The next thing to do is get CAB to load your module. CAB creates dynamic composable UIs by reading the list of Modules from, what else? An XML file of course! In this case, it reads from a file called ProfileCatalog.xml. This work is done in our derived ModuleInit class. The code looks like the following in the AcmeModuleInit.cs file:
// Initial : Sam Gentile
// ********************************************************************************
using System;
using System.Windows.Forms;
using Microsoft.Practices.CompositeUI;
using Microsoft.Practices.CompositeUI.Services;
using System.ComponentModel;
namespace Acme.Collateral.GUI.Core {
/// When it starts, the CAB automatically instantiates any class that inherits from the ModuleInit class. We are adding a AcmeModuleInit class to our AcmeModule project so that the module can register its WorkItem when the application starts.///
public class AcmeModuleInit : ModuleInit {
private IWorkItemTypeCatalogService acmeCatalogService;
private WorkItem parentWorkItem;
[ServiceDependency]
public WorkItem ParentWorkItem {
set { parentWorkItem = value; }
}
/// Use the [ServiceDependency] attribute on this property so that the dependency injection feature of the underlying ObjectBuilder utility will create an instance of the service and pass back a reference to it:
[ServiceDependency]
public IWorkItemTypeCatalogService AcmeCatalogService {
set { this.acmeCatalogService = value; }
}
public override void Load() {
base.Load();
AcmeWorkItem acmeWorkItem = parentWorkItem.WorkItems.AddNew<AcmeWorkItem>();
acmeCatalogService.RegisterWorkItem<AcmeWorkItem>();
acmeWorkItem.Run(parentWorkItem.Workspaces["tabWorkspace1"]);
}
}
}
The really cool thing here is the [ServiceDependency] attribute which uses the Dependency Injection pattern so that the WorkItem and the Catalog Service get automatically created. The Catalog Service is one of the services that CAB provides to read the modules from the Profile Catalog and load them. We then register our WorkItem with CAB and then we call Run on it telling it to place in a Workspace called “tabWorkspace1”.
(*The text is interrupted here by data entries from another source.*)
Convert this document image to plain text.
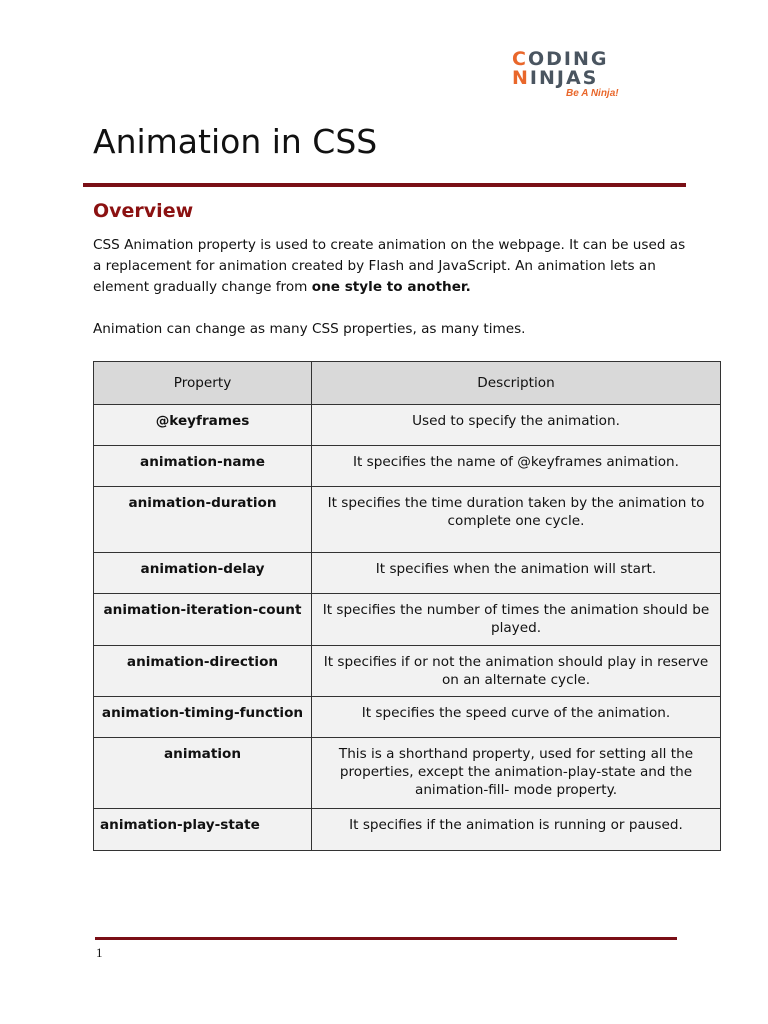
CODING
NINJAS
Be A Ninja!
Animation in CSS
Overview
CSS Animation property is used to create animation on the webpage. It can be used as a replacement for animation created by Flash and JavaScript. An animation lets an element gradually change from one style to another.
Animation can change as many CSS properties, as many times.
Property	Description
@keyframes	Used to specify the animation.
animation-name	It specifies the name of @keyframes animation.
animation-duration	It specifies the time duration taken by the animation to complete one cycle.
animation-delay	It specifies when the animation will start.
animation-iteration-count	It specifies the number of times the animation should be played.
animation-direction	It specifies if or not the animation should play in reserve on an alternate cycle.
animation-timing-function	It specifies the speed curve of the animation.
animation	This is a shorthand property, used for setting all the properties, except the animation-play-state and the animation-fill- mode property.
animation-play-state	It specifies if the animation is running or paused.
1
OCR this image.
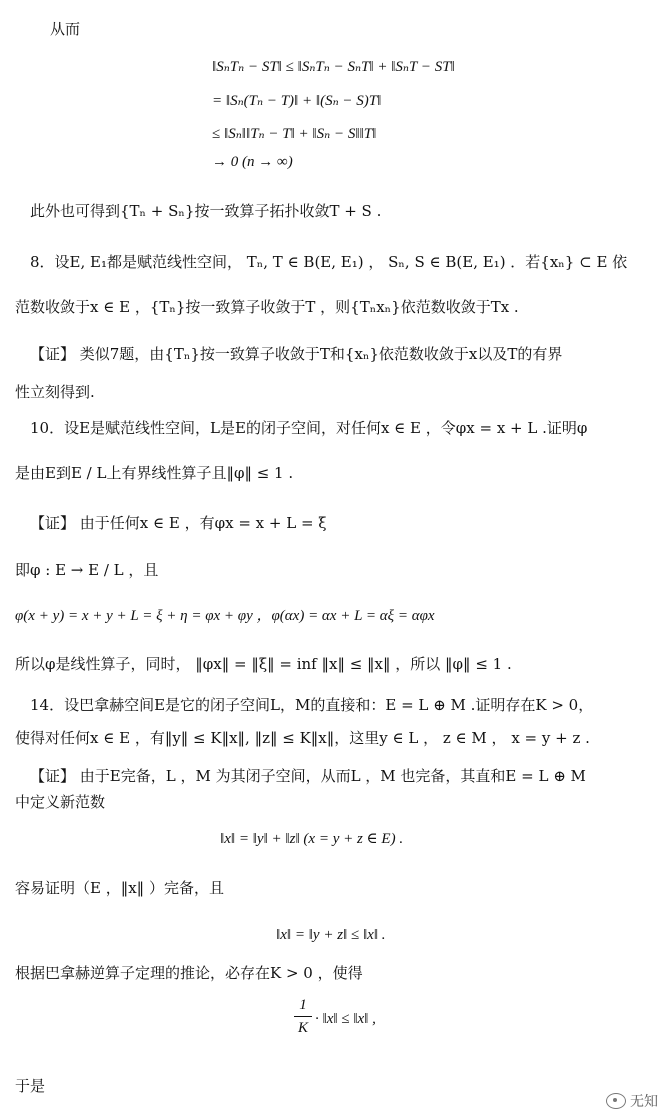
从而
‖SₙTₙ − ST‖ ≤ ‖SₙTₙ − SₙT‖ + ‖SₙT − ST‖
= ‖Sₙ(Tₙ − T)‖ + ‖(Sₙ − S)T‖
≤ ‖Sₙ‖‖Tₙ − T‖ + ‖Sₙ − S‖‖T‖
→ 0 (n → ∞)
此外也可得到{Tₙ + Sₙ}按一致算子拓扑收敛T + S .
8．设E, E₁都是赋范线性空间， Tₙ, T ∈ B(E, E₁) ， Sₙ, S ∈ B(E, E₁) ．若{xₙ} ⊂ E 依
范数收敛于x ∈ E ，{Tₙ}按一致算子收敛于T ，则{Tₙxₙ}依范数收敛于Tx .
【证】 类似7题，由{Tₙ}按一致算子收敛于T和{xₙ}依范数收敛于x以及T的有界
性立刻得到.
10．设E是赋范线性空间，L是E的闭子空间，对任何x ∈ E ，令φx = x + L .证明φ
是由E到E / L上有界线性算子且‖φ‖ ≤ 1 .
【证】 由于任何x ∈ E ，有φx = x + L = ξ
即φ : E → E / L ，且
φ(x + y) = x + y + L = ξ + η = φx + φy ，φ(αx) = αx + L = αξ = αφx
所以φ是线性算子，同时， ‖φx‖ = ‖ξ‖ = inf ‖x‖ ≤ ‖x‖ ，所以 ‖φ‖ ≤ 1 .
14．设巴拿赫空间E是它的闭子空间L，M的直接和：E = L ⊕ M .证明存在K > 0，
使得对任何x ∈ E ，有‖y‖ ≤ K‖x‖, ‖z‖ ≤ K‖x‖，这里y ∈ L ， z ∈ M ， x = y + z .
【证】 由于E完备，L ，M 为其闭子空间，从而L ，M 也完备，其直和E = L ⊕ M
中定义新范数
‖x‖ = ‖y‖ + ‖z‖ (x = y + z ∈ E) .
容易证明（E ，‖x‖ ）完备，且
‖x‖ = ‖y + z‖ ≤ ‖x‖ .
根据巴拿赫逆算子定理的推论，必存在K > 0 ，使得
1
K
· ‖x‖ ≤ ‖x‖ ,
于是
无知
WorkItems are a very interesting thing. The CAB docs say all this stuff of how they are the encapsulation of one use case scenario in your UI with everything related to that (Model, View, Presenters, Controls, Smart Parts, etc). So you may have a WorkItem that deals with Importing a file in your UI or to Print or to brew coffee-). But the interesting point brought up here in Redmond yesterday in the SCBAT workshop is that they are not really that. They are really Containers, nothing more, nothing less. They can be used to encapsulate and fulfill a Use Case but that’s not what they are. WorkItems You can use a WorkItem to encapsulate different use cases or areas of an application to share events and state. CAB also has a State service and an Event Broker system for events, among others. You can scope state and events to a WorkItem or globally. A WorkItem really bcomes a Container for implementing MVC or MVP.
Once we have registered the WorkItem with CAB, we call its run method, passing the Workspace of the parent WorkItem. Workspaces are components that encapsulate a particular visual way of displaying controls and SmartParts. They are like a canvas to project stuff into visually and lay it out. CAB ships with 5 pre-built Workspaces out of the box. We’ll look at this next in Part 3.